All through the four seasons, which are almost too varied even for a Thomson's pen, eventful with the constant calls of one after another of our flowery visitors—beginning with the noble plum that peeps with its tiny yellowish-white eyes from under the spotless repose of fleecy snow, and ending in the gay variety of the chrysanthemum—we have too many allurements from outside not to leap into the widespread arms of Mother Nature and dream away our simple, our contented life in her lap. True, there also are in Japan many instances of broken hearts seeking their final rest under the green turf of an untimely grave, or else in the grey mantle of the Buddhist monkhood. But in them, again, we see the characteristic determination and action of a Japanese at work. To indulge in Hamlet-like musing, deep in the grand doubt and sublime melancholy of the never-slumbering question 'To be, or not to be?' is something, so to say, too damp to occur in the sunny thought of our open-air life.
If asked to name the most conspicuous of those physical phenomena which have exercised so great an influence on our mind, no Japanese will hesitate to mention our most beloved Fuji-no-yama. This is the highest and the most beautiful of all the great mountains in the main group of the Japanese islands. Gracefully conical in shape, lifting its snowclad head against a serene background 12,365 feet above the sea, it has from the earliest time been the object of unceasing admiration for the surrounding thirteen provinces, and where it stands out of the reach of the naked eye, winged words from the poet's lyre, and flying leaves from the artist's brush, have carried its never-tiring praise to all the nooks and corners of the Land of the Gods.
Here is one of the earliest odes to Fujiyama, contained in a collection of lyrical poems called Man-yô-shû, or 'Myriad Leaves,' by Prince Moroe (died A.D. 757), somewhere in the first half of the eighth century:—
There on the border, where the land of Kahi
Doth touch the frontier of Suruga's land,
A beauteous province stretched on either hand,
See Fujiyama rear his head on high!
The clouds of heav'n in rev'rent wonder pause,
Nor may the birds those giddy heights essay,
Where melt thy snows amid thy fires away,
Or thy fierce fires lie quench'd beneath thy snows.
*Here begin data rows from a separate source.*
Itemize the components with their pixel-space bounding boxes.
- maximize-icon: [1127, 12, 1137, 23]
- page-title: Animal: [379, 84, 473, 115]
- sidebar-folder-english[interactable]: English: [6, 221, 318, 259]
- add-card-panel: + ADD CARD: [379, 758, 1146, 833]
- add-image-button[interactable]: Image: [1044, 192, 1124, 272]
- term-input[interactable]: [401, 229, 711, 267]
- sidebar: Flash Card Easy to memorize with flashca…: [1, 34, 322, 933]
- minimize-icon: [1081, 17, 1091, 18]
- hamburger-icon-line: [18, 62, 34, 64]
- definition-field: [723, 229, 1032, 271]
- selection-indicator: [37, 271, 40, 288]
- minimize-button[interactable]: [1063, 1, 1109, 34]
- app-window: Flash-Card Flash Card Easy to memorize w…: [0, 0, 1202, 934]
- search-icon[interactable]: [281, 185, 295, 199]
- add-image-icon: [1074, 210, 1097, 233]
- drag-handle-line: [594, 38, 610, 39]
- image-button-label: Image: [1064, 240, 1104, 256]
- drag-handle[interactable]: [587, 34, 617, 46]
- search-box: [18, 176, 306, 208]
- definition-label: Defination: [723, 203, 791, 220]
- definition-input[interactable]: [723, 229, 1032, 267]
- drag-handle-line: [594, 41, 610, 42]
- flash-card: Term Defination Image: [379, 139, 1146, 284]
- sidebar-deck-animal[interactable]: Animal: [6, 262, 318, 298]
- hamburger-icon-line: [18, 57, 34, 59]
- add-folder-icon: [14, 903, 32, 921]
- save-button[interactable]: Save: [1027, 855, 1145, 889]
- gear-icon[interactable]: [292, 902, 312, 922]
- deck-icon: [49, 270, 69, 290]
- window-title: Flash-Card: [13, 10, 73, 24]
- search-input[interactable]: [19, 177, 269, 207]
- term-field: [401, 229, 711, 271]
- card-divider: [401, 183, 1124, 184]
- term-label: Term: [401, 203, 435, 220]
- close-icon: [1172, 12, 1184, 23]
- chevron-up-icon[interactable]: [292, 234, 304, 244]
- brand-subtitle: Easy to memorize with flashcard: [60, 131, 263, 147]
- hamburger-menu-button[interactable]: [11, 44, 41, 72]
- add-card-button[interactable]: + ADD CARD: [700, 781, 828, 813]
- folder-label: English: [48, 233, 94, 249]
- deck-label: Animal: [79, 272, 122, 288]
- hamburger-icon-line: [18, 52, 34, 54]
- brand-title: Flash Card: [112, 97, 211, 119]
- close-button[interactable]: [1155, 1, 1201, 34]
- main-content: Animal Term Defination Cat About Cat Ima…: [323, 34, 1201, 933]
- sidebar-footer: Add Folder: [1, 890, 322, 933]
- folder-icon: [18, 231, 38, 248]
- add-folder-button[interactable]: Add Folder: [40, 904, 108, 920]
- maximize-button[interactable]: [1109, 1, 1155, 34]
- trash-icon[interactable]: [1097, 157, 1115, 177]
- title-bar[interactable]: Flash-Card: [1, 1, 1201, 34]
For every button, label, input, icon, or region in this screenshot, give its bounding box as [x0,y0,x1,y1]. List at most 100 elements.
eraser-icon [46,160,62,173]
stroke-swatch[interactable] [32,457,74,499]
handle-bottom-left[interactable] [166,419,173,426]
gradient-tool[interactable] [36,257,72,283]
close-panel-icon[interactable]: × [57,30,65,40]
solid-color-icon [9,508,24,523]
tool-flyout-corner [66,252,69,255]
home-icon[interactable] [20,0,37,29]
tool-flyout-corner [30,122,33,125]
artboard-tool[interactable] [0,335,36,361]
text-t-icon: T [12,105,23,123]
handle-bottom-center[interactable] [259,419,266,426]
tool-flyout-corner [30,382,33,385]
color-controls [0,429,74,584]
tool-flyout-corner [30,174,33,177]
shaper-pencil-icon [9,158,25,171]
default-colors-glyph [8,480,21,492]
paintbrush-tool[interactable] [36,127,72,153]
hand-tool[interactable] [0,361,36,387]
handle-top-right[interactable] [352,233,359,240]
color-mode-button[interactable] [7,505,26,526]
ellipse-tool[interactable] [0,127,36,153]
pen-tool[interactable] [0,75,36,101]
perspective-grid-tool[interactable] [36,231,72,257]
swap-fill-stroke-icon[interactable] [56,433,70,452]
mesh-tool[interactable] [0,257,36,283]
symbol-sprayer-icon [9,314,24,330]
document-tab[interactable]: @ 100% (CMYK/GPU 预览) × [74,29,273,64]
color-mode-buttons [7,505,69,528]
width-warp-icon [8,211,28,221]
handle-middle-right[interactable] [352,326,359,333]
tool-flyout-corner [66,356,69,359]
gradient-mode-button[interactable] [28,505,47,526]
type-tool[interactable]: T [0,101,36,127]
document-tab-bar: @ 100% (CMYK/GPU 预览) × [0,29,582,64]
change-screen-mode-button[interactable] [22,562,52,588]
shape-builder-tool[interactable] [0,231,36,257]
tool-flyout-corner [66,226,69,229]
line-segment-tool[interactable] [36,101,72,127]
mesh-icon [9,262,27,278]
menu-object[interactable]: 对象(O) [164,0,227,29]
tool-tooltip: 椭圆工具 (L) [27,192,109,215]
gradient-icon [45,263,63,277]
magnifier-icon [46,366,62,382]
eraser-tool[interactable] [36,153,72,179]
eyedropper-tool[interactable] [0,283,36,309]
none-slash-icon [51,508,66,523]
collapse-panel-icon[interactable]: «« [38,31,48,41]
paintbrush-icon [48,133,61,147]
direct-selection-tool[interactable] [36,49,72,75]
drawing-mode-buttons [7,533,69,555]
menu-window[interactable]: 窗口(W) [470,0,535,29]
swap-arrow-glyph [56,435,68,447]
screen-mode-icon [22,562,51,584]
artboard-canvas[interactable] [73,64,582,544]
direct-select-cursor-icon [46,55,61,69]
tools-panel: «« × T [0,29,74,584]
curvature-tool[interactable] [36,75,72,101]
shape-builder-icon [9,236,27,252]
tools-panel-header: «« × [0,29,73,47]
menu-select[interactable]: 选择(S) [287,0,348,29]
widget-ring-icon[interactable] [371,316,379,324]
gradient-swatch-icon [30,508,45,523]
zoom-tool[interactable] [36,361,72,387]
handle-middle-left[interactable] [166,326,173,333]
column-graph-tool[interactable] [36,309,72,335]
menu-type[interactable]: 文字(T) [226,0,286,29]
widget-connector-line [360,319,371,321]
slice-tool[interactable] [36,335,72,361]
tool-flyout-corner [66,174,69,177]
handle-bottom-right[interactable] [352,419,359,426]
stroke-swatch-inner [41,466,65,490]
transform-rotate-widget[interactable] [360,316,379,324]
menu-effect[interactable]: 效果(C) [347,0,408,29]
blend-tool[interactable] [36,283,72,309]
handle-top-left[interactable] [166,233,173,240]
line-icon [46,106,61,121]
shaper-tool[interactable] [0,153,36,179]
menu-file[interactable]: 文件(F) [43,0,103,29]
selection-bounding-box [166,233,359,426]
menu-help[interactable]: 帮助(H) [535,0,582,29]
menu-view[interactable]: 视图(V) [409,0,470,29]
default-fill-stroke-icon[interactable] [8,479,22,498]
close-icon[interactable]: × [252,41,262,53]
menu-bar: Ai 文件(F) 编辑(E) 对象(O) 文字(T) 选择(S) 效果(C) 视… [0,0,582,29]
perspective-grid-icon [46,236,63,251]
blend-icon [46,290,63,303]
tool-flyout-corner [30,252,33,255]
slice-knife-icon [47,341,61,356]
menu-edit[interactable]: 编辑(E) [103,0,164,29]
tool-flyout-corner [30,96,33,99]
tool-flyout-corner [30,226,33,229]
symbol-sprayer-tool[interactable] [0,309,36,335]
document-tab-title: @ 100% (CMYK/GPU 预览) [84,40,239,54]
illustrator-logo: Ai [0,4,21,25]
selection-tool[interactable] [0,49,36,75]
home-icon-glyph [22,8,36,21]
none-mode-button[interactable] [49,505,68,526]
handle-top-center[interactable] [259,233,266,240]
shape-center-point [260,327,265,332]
What name might fitly tell, what accents sing,
Thy awful, godlike grandeur? 'Tis thy breast
That holdeth Narusaha's flood at rest,
Thy side whence Fujikaha's waters spring.
Great Fujiyama, tow'ring to the sky!
A treasure art thou giv'n to mortal man,
A god-protector, watching o'er Japan:
On thee for ever let me feast mine eye!
This now extinct volcano, besides inspiring poetical efforts, has been an inexhaustible subject for our pictorial art; it is enough to mention the famous sets of colour prints, representing the thirty-six or the hundred aspects of the favourite mountain, by Hiroshige, Hokusai, etc. The groups of rural pilgrims that annually swarm from all parts of Japan during the two hottest months of the year to pay their pious visit to the Holy Mount Fuji, return to their respective villages deeply inspired with a feeling of reverence and of love for the wonders and beauty of the remarkable dawn they witnessed from its summit.
There is many another towering mountain with its set of pilgrims, but none can vie with Fujiyama for majestic grace. More beautiful than sublime, more serene than imposing, it has been from time immemorial a silent influence on the Japanese character. Who would deny that it has reflected in its serenity and grace as seen on a bright day all the ideals of the Japanese mind?
Another favourite emblem of our spirit is the cherry blossom. The cherry tree, which we cultivate, not for its fruit, but for the annual tribute of a branchful of its flowers, has done much, especially in the development of the gay side of our character. Its blossoms are void of that sweet depth of scent your rose possesses, or the calm repose that characterizes China's emblematic peony. A sunny gaiety and a readiness to scatter their heart-shaped petals with a Samurai's indifference to death are what make them so dear to our simple and determined view of life. There is an ode known to every Japanese by the great Motoori Norinaga (1730-1801 A.D.) which runs as follows:—
Shikishima no
Yamata-gokoro wo
Hito toha ba,
Asahi ni nihofu
Jamazakura-bana.
(Should any one ask me what the spirit of Japan is like, I would point to the blossoms of the wild cherry tree bathing in the beams of the morning sun.)
These words, laconic as they are, represent, in my opinion, the fundamental truth about the Japanese mentality—its weak places as well as its strength. They give an incomparable key to the proper understanding of the whole people, whose ideal it has ever been to live and to die like the cherry blossoms, beneath which they have these tens of centuries spent their happiest hours every spring.